The work we do is not for everybody. Identifying an innovation that works and has appreciable impact, is wonderful and fun. That said, getting to that point requires a lot of tenacity, patience, grit, and humility. Being an effective leader requires a core team in which to lead. Patrick Lencioni calls the ideal team player, which could apply to an ideal leader that they are hungry, humble, and smart. As a leader, we must care deeply about serving veterans and addressing the problems they face.

On Using XR in Chronic Pain Management. We are overseeing two different chronic pain-specific related implementations. Let me highlight one that is for at‑home chronic low back pain management. These projects are funded by different offices in the VA. We contribute the immersive technology to these projects. For example, our collaboration with the Office of Pain Management combats Veterans’ chronic pain by increasing access to at-home virtual reality sessions that teach the skills needed to better manage chronic pain. The approach allows veterans to effectively treat chronic pain symptoms from the comfort of their own homes without compromising the effectiveness of their care. It also decreases reliance on pharmacological modalities, significantly reducing the possibility of addiction.  

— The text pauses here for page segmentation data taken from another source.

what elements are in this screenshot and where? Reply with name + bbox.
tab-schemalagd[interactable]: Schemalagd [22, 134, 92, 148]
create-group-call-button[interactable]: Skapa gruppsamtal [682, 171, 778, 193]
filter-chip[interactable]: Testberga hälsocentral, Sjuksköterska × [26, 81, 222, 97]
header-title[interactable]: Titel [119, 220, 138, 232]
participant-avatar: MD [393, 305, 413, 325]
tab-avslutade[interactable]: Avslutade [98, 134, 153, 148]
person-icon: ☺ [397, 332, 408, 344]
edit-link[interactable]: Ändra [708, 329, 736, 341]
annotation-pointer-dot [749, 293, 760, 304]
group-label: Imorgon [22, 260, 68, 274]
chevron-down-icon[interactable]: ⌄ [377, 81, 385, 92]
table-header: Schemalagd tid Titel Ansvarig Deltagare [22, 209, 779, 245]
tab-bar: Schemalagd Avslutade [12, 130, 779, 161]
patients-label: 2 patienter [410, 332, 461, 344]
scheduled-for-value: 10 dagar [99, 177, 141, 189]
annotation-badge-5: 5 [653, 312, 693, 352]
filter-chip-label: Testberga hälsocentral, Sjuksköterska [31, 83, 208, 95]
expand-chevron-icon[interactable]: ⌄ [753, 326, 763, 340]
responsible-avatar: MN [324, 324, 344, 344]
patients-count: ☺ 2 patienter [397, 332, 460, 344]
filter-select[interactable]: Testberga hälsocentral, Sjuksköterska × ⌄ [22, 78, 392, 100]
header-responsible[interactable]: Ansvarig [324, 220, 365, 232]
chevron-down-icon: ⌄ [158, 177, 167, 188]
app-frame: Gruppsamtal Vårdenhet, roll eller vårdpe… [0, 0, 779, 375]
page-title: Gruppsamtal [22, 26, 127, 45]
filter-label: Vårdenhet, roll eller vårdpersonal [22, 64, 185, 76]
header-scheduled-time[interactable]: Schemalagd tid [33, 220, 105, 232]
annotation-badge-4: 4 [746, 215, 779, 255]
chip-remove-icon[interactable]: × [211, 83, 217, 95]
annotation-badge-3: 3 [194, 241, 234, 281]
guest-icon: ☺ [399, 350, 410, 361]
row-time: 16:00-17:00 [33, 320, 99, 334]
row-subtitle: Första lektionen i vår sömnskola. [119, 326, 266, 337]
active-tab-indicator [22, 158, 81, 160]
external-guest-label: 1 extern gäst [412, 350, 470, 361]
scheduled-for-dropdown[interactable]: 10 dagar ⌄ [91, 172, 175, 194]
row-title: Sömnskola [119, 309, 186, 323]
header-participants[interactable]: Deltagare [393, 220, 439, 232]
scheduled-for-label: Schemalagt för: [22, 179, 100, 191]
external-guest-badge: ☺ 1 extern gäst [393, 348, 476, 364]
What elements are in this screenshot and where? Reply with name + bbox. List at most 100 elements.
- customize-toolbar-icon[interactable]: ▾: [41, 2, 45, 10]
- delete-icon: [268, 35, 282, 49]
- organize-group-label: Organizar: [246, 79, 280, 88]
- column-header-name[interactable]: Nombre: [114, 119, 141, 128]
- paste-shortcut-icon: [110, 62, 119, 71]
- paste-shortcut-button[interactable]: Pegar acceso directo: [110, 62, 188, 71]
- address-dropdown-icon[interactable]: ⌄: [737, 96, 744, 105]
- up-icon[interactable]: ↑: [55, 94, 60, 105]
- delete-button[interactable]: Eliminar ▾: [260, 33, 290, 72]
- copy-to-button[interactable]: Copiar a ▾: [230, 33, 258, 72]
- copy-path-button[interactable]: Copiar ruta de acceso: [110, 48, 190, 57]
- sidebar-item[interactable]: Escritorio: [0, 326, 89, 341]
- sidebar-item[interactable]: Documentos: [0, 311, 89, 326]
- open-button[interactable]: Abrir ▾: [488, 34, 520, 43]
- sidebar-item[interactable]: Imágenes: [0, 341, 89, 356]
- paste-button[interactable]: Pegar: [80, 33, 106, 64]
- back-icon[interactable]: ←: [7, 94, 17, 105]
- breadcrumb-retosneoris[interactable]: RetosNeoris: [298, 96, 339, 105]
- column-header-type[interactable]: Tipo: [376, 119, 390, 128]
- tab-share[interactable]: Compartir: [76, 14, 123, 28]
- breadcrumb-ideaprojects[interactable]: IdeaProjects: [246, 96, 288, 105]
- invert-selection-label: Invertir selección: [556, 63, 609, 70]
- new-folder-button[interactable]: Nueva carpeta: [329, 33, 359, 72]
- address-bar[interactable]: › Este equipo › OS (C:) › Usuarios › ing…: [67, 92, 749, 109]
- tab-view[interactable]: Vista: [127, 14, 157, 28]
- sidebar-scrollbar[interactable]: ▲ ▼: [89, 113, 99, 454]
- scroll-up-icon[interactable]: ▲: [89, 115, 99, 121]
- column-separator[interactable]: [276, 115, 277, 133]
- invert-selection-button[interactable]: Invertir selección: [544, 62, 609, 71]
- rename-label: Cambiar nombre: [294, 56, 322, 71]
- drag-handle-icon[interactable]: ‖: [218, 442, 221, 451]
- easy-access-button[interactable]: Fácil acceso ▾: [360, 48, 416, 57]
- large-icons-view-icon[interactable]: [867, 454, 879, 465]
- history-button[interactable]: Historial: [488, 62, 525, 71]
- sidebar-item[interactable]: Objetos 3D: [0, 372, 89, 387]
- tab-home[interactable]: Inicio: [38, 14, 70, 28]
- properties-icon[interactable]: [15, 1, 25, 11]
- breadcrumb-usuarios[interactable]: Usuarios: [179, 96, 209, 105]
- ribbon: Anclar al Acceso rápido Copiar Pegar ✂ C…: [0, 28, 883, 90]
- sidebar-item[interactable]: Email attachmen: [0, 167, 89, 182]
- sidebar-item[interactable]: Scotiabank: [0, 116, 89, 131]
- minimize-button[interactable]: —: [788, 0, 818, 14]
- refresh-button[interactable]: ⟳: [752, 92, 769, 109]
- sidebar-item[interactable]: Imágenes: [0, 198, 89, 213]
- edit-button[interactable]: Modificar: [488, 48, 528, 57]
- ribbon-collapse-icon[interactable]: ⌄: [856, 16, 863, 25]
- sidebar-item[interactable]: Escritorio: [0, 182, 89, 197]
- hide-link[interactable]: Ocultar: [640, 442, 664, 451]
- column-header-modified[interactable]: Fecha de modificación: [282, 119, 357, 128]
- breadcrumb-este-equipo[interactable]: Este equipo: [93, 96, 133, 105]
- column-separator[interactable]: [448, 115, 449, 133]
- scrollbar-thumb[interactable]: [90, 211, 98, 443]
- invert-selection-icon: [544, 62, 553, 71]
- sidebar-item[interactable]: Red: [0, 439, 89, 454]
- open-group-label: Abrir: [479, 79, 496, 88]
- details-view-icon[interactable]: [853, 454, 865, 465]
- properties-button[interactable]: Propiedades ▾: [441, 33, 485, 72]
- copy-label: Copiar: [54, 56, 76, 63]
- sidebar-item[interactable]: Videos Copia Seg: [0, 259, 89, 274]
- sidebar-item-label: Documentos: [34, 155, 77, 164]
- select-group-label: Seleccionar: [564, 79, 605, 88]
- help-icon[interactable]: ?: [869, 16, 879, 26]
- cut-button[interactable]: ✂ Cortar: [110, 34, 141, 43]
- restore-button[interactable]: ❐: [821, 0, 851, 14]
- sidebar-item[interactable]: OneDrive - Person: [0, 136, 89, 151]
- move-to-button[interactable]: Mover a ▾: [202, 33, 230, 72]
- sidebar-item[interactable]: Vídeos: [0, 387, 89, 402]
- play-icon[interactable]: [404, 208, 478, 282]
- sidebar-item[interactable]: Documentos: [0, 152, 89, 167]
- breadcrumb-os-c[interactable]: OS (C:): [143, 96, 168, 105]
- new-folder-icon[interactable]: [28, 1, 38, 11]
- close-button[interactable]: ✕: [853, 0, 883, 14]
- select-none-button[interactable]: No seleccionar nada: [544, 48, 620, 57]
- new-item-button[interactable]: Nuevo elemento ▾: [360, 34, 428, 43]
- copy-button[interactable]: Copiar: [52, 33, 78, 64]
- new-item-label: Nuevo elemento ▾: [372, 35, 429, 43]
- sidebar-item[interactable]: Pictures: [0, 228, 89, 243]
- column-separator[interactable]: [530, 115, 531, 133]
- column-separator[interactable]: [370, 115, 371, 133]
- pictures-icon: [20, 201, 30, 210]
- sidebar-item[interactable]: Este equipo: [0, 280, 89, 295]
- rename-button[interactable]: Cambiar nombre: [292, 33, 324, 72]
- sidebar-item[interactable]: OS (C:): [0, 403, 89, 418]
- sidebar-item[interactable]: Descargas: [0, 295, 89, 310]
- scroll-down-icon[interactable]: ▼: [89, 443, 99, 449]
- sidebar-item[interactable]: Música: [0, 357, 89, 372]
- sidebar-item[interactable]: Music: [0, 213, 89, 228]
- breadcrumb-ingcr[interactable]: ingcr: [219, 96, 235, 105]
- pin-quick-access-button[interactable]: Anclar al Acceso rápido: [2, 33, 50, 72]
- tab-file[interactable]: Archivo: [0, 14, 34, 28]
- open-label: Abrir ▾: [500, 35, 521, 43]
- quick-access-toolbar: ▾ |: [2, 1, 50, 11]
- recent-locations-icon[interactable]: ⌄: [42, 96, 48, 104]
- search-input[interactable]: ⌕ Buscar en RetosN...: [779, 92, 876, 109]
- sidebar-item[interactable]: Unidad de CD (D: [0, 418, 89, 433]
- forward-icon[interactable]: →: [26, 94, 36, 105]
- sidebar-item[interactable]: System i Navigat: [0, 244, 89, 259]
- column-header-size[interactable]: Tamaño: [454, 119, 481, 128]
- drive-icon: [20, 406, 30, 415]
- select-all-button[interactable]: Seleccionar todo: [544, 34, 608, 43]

On the VA Immersive Summit. We look forward to the VA Immersive Summit each year because it's where everyone comes together -- VA staff and executives, our collaborators from industry and academia, and most importantly veterans themselves who have benefited from this technology and our efforts. 

Our last summit was August of 2023. We had over 200 people in person with more than 500 joining us online. It is two and a half days of hearing from veterans and staff, telling stories, and then getting a sense of what’s next. The consensus at the end of that summit was everybody wanted more access to this technology. They want more training and education both for veterans and for staff on how to use the technology and then more data on how we best to implement it going forward.

On the Future. We've heard repeatedly that VA is the global leader of clinical implementation of immersive technology. We're excited about it. We believe in VA's ability to effect change. We want to use our size and scale to transform global healthcare. We also think this helps us to attract and retain the best and brightest because there are real opportunities to do life‑changing things within VA. 

I would also like to highlight some other accomplishments. The Innovation Ecosystem has partnered with the field to embed physical therapy into primary care -- an effort that sets the example for other transformational care models. The Center for Care and Payment Innovation is designed to test and evaluate innovation in the business and care model space. SimLEARN, which is all about improving the quality of health care services for America’s Veterans through the application of simulation-based learning strategies to clinical workforce development. It launched the SimVET program, where they are looking at emerging technologies and evaluating them in a simulated environment to ensure safety for whatever touches a patient. Advanced manufacturing received VA's first compassionate use designation from the FDA for a Gio stent, a 3D-printed hearing device, that was designed for a South Carolina veteran with a rare form of hearing loss, who got to name it. It is named after his grandson. These are just a handful of accomplishment, but VA has vast potential to lead and define healthcare innovation. I'm looking forward to seeing what that looks like as we move forward.